The recursive system (1.1) satisfies the comparison principle in Weinberger’s framework if $u \ast \leq z \ast$, which holds when $h\prime (0) - (1 - r)$ is sufficiently small. However, in ecological contexts, $h\prime (0)$ is often interpreted as the growth rate and tends to be large. Therefore, in general, system (1.1) is not monotone. When $r = 0$, system (1.1) reduces to $u_{n+1}(x) = \int_\mathbb{R}k(x - y)h(u_n(x))dy$, with $x \in \mathbb{R}$ and $n \geq 0$, which was introduced by Kot and Schaffer [9] in 1986 as a model for spatial ecological processes.

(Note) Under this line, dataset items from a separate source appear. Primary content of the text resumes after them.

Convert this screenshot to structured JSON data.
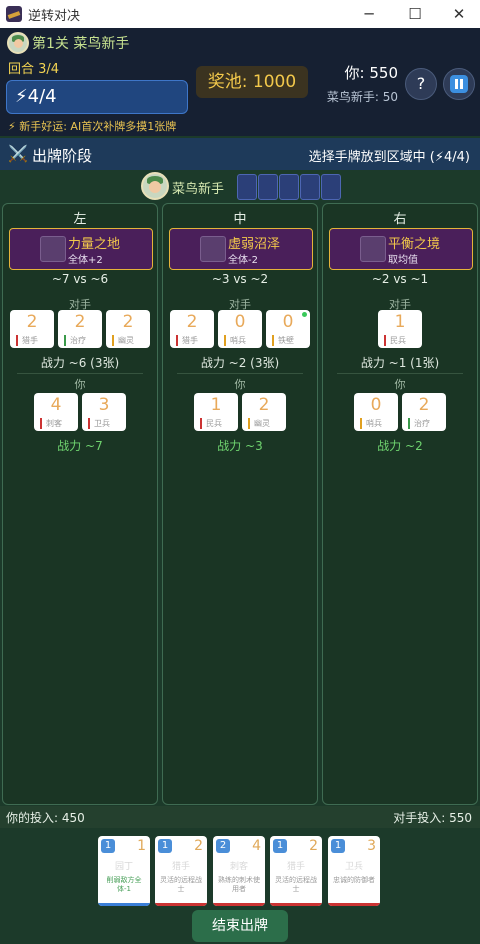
{
  "window": {
    "title": "逆转对决",
    "min": "─",
    "max": "☐",
    "close": "✕"
  },
  "header": {
    "stage": "第1关 菜鸟新手",
    "round": "回合 3/4",
    "energy": "⚡4/4",
    "tip": "⚡ 新手好运: AI首次补牌多摸1张牌",
    "pool": "奖池: 1000",
    "you_score": "你: 550",
    "opp_score": "菜鸟新手: 50",
    "help": "?"
  },
  "phase": {
    "icon": "⚔️",
    "label": "出牌阶段",
    "hint": "选择手牌放到区域中 (⚡4/4)"
  },
  "opponent": {
    "name": "菜鸟新手"
  },
  "lanes": [
    {
      "title": "左",
      "loc_name": "力量之地",
      "loc_effect": "全体+2",
      "vs": "~7 vs ~6",
      "opp_label": "对手",
      "opp_cards": [
        {
          "v": "2",
          "lab": "猎手",
          "c": "red"
        },
        {
          "v": "2",
          "lab": "治疗",
          "c": "green"
        },
        {
          "v": "2",
          "lab": "幽灵",
          "c": "yellow"
        }
      ],
      "opp_power": "战力 ~6 (3张)",
      "me_label": "你",
      "me_cards": [
        {
          "v": "4",
          "lab": "刺客",
          "c": "red"
        },
        {
          "v": "3",
          "lab": "卫兵",
          "c": "red"
        }
      ],
      "me_power": "战力 ~7"
    },
    {
      "title": "中",
      "loc_name": "虚弱沼泽",
      "loc_effect": "全体-2",
      "vs": "~3 vs ~2",
      "opp_label": "对手",
      "opp_cards": [
        {
          "v": "2",
          "lab": "猎手",
          "c": "red"
        },
        {
          "v": "0",
          "lab": "哨兵",
          "c": "yellow"
        },
        {
          "v": "0",
          "lab": "铁壁",
          "c": "yellow",
          "dot": true
        }
      ],
      "opp_power": "战力 ~2 (3张)",
      "me_label": "你",
      "me_cards": [
        {
          "v": "1",
          "lab": "民兵",
          "c": "red"
        },
        {
          "v": "2",
          "lab": "幽灵",
          "c": "yellow"
        }
      ],
      "me_power": "战力 ~3"
    },
    {
      "title": "右",
      "loc_name": "平衡之境",
      "loc_effect": "取均值",
      "vs": "~2 vs ~1",
      "opp_label": "对手",
      "opp_cards": [
        {
          "v": "1",
          "lab": "民兵",
          "c": "red"
        }
      ],
      "opp_power": "战力 ~1 (1张)",
      "me_label": "你",
      "me_cards": [
        {
          "v": "0",
          "lab": "哨兵",
          "c": "yellow"
        },
        {
          "v": "2",
          "lab": "治疗",
          "c": "green"
        }
      ],
      "me_power": "战力 ~2"
    }
  ],
  "bottom": {
    "my_invest": "你的投入: 450",
    "opp_invest": "对手投入: 550",
    "end_button": "结束出牌"
  },
  "hand": [
    {
      "cost": "1",
      "power": "1",
      "name": "园丁",
      "desc": "削弱敌方全体-1",
      "desc_green": true,
      "bar": "blue"
    },
    {
      "cost": "1",
      "power": "2",
      "name": "猎手",
      "desc": "灵活的远程战士",
      "desc_green": false,
      "bar": "red"
    },
    {
      "cost": "2",
      "power": "4",
      "name": "刺客",
      "desc": "熟练的刺术使用者",
      "desc_green": false,
      "bar": "red"
    },
    {
      "cost": "1",
      "power": "2",
      "name": "猎手",
      "desc": "灵活的远程战士",
      "desc_green": false,
      "bar": "red"
    },
    {
      "cost": "1",
      "power": "3",
      "name": "卫兵",
      "desc": "忠诚的防御者",
      "desc_green": false,
      "bar": "red"
    }
  ]
}
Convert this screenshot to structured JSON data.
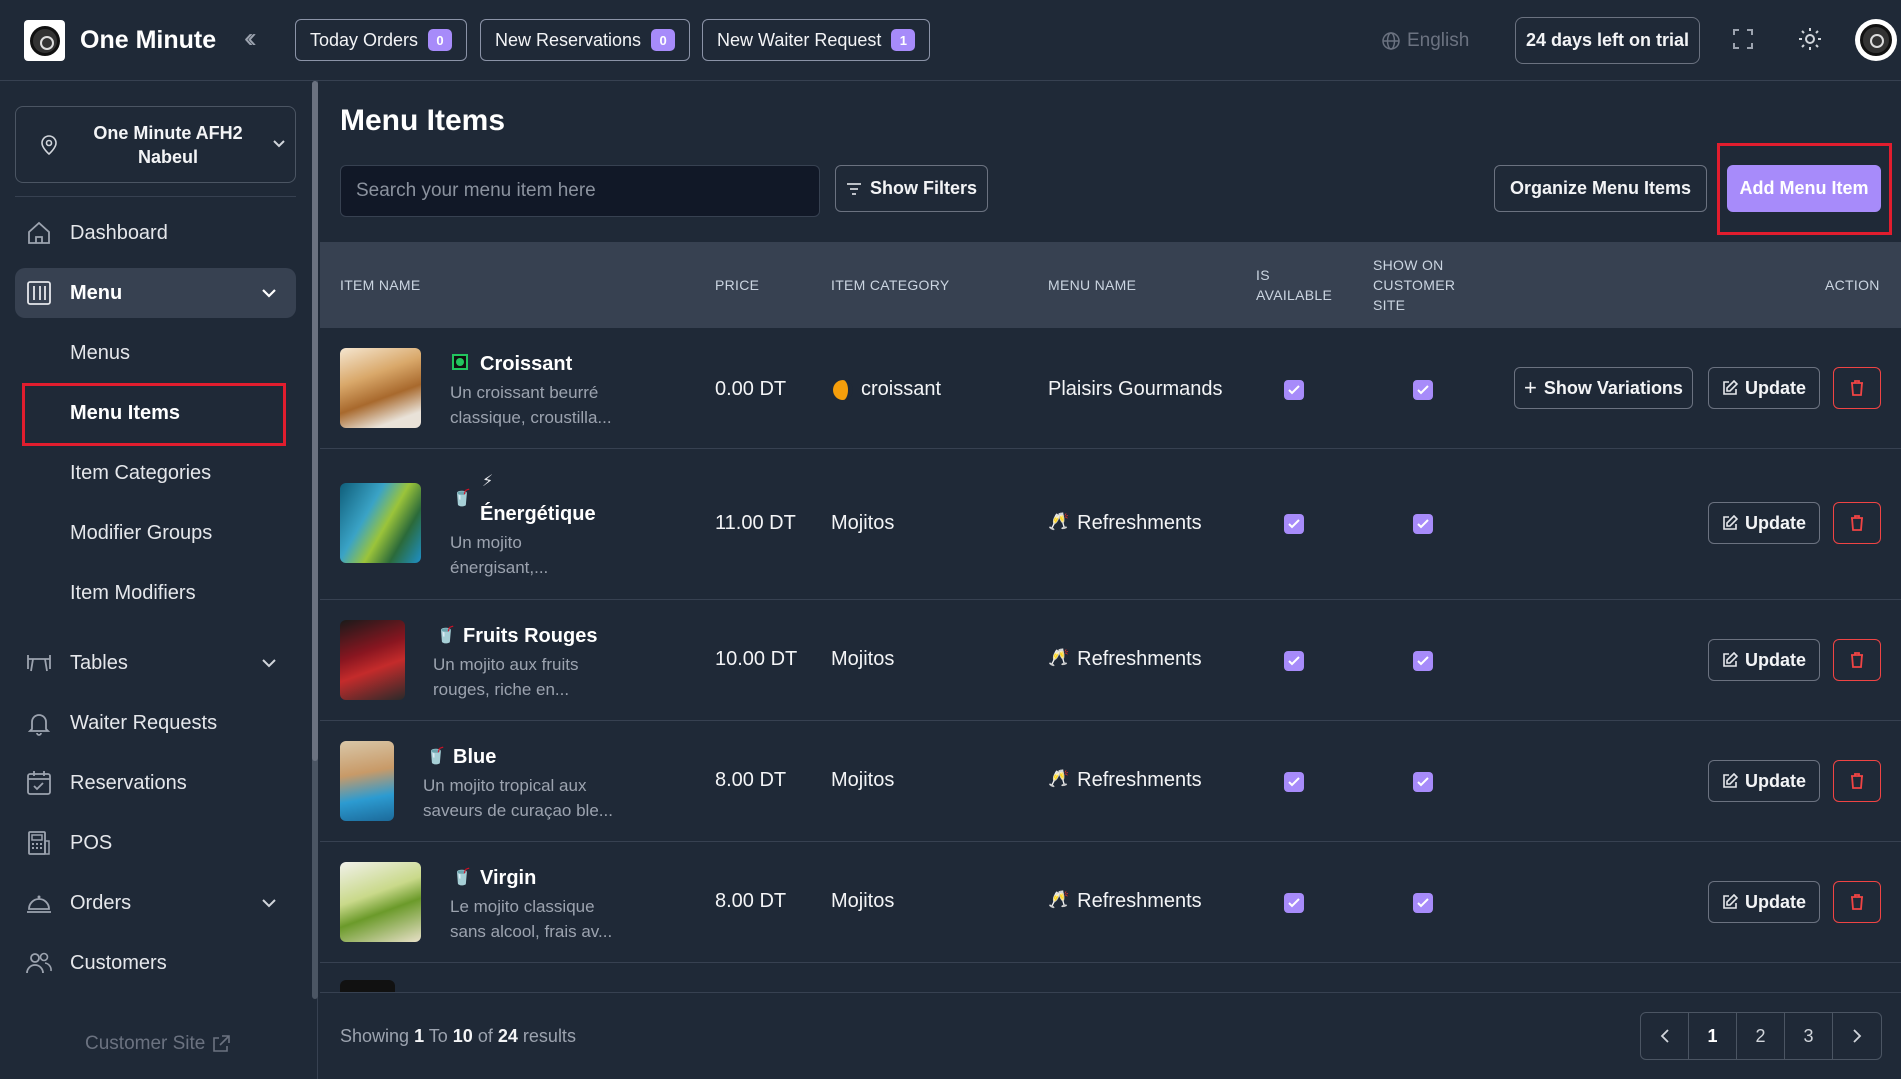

The recursive system (1.1) satisfies the comparison principle in Weinberger’s framework if $u\ast \leq z\ast$, which holds true provided that $h\prime (0) - (1 - r)$ is sufficiently small. However, $h\prime (0)$ is usually large when considered as the growth rate in ecological contexts. Therefore, system (1.1) is generally considered to be non-monotone. Specifically, when $r = 0$, system (1.1) reduces to $u_{n+1}(x) = \int_\mathbb{R}k(x-y)h(u_n(x))dy$ (with $x \in \mathbb{R}$ and $n \geq 0$), which was introduced by Kot and Schaffer [9] as a model for spatial ecological processes.